This story has been modified to correct the reason for Kristen Lepore's initial reluctance to apply for the position of administration and finance secretary.
BOSTON >> Each responsible for balancing the budget, righting the MBTA and keeping children safe, the Baker administration's three female cabinet secretaries provided a window Tuesday morning into their governance approach.
Health and Human Services Secretary Marylou Sudders described how she and the new commissioner of the Department of Children and Families looked into departmental policies following some tragic failures to protect children last year.
"It didn't make any sense," said Sudders, describing the mix of directives as "almost incoherent." Sudders said, "As I said to the governor at the time, 'I read all the policies, practices and the like, and the reality was if I was a social worker I would not have known what to do because we had not given social workers the tools to do their job.'"
Transportation Secretary Stephanie Pollack said she and Sudders get along well with little competition over budget money between the two secretariats, and noted that Administration and Finance Secretary Kristen Lepore, the third cabinet official sharing the stage Tuesday, is the arbiter of funding.
Transportation operations are funded in large part through dedicated streams from the state as well as fares and fees, while construction of bridges and purchases of subway cars require capital investment. With a $19.4 billion budget, Health and Human Services is the largest secretariat by far but does little capital spending, Pollack pointed out.
"She doesn't really touch capital. I take all of it, so that works out well, and she takes all the operations, and Secretary Lepore tells us how much we can have, so that collaboration works very well," said Pollack. She said, "I do think that the women do tend to demonstrate how to work together, think together."
The three officials were featured at a Greater Boston Chamber of Commerce Women's Network Breakfast at the Fairmount Copley Plaza, an event moderated by Stephanie Lovell, an executive at health insurance giant Blue Cross Blue Shield of Massachusetts.
Lepore said Gov. Charlie Baker had been her mentor years before and working for a governor who previously held her cabinet post — in the Cellucci administration — was helpful, especially when a budget crisis greeted the new governor last year. Speaking of her own process, Lepore also seemed to push back against some of the accusations flung Baker's way by political opponents.

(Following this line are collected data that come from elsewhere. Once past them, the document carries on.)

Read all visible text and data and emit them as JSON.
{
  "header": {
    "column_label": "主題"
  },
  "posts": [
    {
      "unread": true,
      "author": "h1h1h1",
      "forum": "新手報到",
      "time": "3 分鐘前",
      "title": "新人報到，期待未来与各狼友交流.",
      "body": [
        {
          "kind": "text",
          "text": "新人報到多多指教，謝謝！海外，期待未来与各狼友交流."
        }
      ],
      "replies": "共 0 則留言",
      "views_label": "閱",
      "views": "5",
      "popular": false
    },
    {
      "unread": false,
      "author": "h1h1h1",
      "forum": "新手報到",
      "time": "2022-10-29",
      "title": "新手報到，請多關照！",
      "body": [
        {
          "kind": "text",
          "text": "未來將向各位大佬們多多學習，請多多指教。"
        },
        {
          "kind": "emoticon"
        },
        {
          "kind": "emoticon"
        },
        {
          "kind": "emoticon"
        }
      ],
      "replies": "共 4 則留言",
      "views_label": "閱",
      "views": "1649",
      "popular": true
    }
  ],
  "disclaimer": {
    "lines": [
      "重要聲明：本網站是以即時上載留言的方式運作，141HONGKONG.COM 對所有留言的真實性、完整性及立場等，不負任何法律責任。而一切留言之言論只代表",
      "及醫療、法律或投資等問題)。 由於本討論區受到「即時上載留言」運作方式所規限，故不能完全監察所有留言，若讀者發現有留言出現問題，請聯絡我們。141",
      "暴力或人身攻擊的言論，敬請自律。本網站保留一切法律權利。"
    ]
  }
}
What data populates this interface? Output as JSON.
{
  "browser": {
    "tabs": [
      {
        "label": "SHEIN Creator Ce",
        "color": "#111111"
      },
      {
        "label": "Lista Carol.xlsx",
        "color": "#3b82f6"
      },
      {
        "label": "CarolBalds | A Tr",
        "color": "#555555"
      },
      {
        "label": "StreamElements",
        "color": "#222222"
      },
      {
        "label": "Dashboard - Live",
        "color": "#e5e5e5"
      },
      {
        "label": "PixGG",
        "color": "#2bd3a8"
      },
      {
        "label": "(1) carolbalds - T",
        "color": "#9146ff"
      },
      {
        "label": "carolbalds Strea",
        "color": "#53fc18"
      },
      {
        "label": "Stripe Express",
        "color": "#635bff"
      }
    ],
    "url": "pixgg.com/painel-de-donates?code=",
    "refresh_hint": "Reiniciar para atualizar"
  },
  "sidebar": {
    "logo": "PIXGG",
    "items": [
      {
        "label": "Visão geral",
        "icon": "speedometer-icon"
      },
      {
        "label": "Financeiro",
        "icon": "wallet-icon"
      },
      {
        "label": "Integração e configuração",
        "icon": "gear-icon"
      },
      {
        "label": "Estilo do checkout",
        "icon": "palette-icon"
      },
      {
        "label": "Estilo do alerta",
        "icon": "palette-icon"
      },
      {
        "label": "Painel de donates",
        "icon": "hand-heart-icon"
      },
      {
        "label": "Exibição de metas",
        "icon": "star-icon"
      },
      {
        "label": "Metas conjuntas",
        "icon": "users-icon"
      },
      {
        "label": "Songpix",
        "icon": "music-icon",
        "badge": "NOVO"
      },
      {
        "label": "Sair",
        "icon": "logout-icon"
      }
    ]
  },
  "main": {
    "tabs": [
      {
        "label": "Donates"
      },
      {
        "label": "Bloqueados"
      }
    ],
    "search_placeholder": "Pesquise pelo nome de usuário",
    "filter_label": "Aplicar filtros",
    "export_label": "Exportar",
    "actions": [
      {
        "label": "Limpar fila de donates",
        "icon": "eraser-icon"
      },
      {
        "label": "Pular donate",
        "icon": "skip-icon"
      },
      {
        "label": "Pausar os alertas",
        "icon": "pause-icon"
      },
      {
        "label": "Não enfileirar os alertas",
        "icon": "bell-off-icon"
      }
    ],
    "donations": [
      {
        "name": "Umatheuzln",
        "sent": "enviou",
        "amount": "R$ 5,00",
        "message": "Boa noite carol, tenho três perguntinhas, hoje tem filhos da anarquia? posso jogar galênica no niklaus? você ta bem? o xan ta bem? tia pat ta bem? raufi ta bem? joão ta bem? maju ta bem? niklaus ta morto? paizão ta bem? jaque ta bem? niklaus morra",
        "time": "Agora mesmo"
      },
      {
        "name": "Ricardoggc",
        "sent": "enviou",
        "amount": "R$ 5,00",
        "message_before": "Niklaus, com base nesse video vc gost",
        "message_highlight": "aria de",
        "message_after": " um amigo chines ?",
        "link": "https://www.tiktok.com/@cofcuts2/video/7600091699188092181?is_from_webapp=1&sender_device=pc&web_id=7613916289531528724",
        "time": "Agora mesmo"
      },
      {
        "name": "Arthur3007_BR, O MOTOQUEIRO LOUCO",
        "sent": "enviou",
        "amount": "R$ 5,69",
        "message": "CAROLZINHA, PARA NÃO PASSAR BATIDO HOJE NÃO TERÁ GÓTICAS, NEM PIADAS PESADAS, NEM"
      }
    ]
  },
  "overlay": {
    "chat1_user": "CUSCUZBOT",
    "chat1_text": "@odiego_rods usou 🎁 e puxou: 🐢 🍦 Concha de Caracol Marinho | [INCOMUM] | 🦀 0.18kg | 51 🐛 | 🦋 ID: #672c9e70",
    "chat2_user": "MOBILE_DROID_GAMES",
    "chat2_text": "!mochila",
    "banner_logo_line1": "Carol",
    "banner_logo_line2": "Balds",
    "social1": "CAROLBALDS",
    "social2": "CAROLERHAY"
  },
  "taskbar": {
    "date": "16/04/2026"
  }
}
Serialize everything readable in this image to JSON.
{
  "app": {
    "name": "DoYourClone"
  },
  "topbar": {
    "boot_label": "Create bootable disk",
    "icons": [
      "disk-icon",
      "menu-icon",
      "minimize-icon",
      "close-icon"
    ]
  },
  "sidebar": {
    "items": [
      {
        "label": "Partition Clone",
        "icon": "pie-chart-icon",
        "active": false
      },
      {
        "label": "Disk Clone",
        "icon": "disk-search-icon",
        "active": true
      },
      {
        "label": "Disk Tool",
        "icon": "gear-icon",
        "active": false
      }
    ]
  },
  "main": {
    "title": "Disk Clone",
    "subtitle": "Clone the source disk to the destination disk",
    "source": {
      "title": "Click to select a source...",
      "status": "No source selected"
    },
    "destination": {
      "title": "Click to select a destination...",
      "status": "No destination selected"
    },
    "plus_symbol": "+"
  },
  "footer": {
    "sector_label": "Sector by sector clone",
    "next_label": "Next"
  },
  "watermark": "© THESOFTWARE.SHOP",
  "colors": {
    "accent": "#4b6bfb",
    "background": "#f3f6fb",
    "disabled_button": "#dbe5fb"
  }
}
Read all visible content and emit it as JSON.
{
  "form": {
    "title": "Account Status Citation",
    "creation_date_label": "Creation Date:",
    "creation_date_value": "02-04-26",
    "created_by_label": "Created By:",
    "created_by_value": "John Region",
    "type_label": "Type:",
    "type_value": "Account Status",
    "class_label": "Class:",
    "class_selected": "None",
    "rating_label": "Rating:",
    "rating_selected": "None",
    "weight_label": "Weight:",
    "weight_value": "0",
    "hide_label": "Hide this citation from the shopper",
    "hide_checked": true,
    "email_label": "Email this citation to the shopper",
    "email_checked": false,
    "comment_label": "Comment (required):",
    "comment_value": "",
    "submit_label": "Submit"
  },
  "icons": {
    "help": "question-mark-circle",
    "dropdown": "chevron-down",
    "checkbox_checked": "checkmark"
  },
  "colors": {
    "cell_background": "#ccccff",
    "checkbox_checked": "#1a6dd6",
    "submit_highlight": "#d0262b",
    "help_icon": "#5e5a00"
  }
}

"It's much more than numbers," Lepore said, of the budget. She said, "Good policy drives the budget. It is not the other way around" and said when a choice is made it is "not just a dollar decision. It is a policy decision."
All three secretaries encouraged people to consider government service. Sudders said she meets with women in her office on Saturdays.
"We are always looking for talented people to join our team," said Lepore, who advised women to find a mentor and said she mentored Lauren Peters, legislative director and health policy director at Administration and Finance.
Peters met Lepore on Baker's 2010 campaign, where the Swampscott Republican lost in his bid to unseat former Gov. Deval Patrick.
"The T in particular, but really all of my agencies — they need to be repopulated with talent," said Pollack. She said, "There's just not a lot of people there who are familiar with best practices, who are young and energetic, and can manage the change. There's a lot of people who are good folks who don't fundamentally see the problem with the current business model."
A former advocate, Pollack's first job in government was secretary of transportation, she said. Lepore and Sudders both served in lower-level government posts early in their careers. Lepore, who said she initially didn't want to apply because she "didn't know anybody," later applied for and received a job as an analyst in the Office of Administration and Finance. Sudders, who said she had relied on her network for work, said she worked in the constituent services office of Gov. Michael Dukakis and described another career working for a "complete tyrant" who was demanding, would not thank people and left Sudders with an ulcer.
The job overseeing the largest secretariat is around-the-clock, said Sudders, who said she discussed it with her husband.
"He was completely, 'See you in some number of years,' which is great. It's important to have a supportive spouse," said Sudders.
Pollack also dispensed advice to advocates, recommending they not ignore the systemic problems at the MBTA when advocating for transit.
"Transit advocates in this state have been told for so long that the T's problems all stem from lack of money," Pollack said. She said, "That's what I keep telling advocates — You should be critical friends."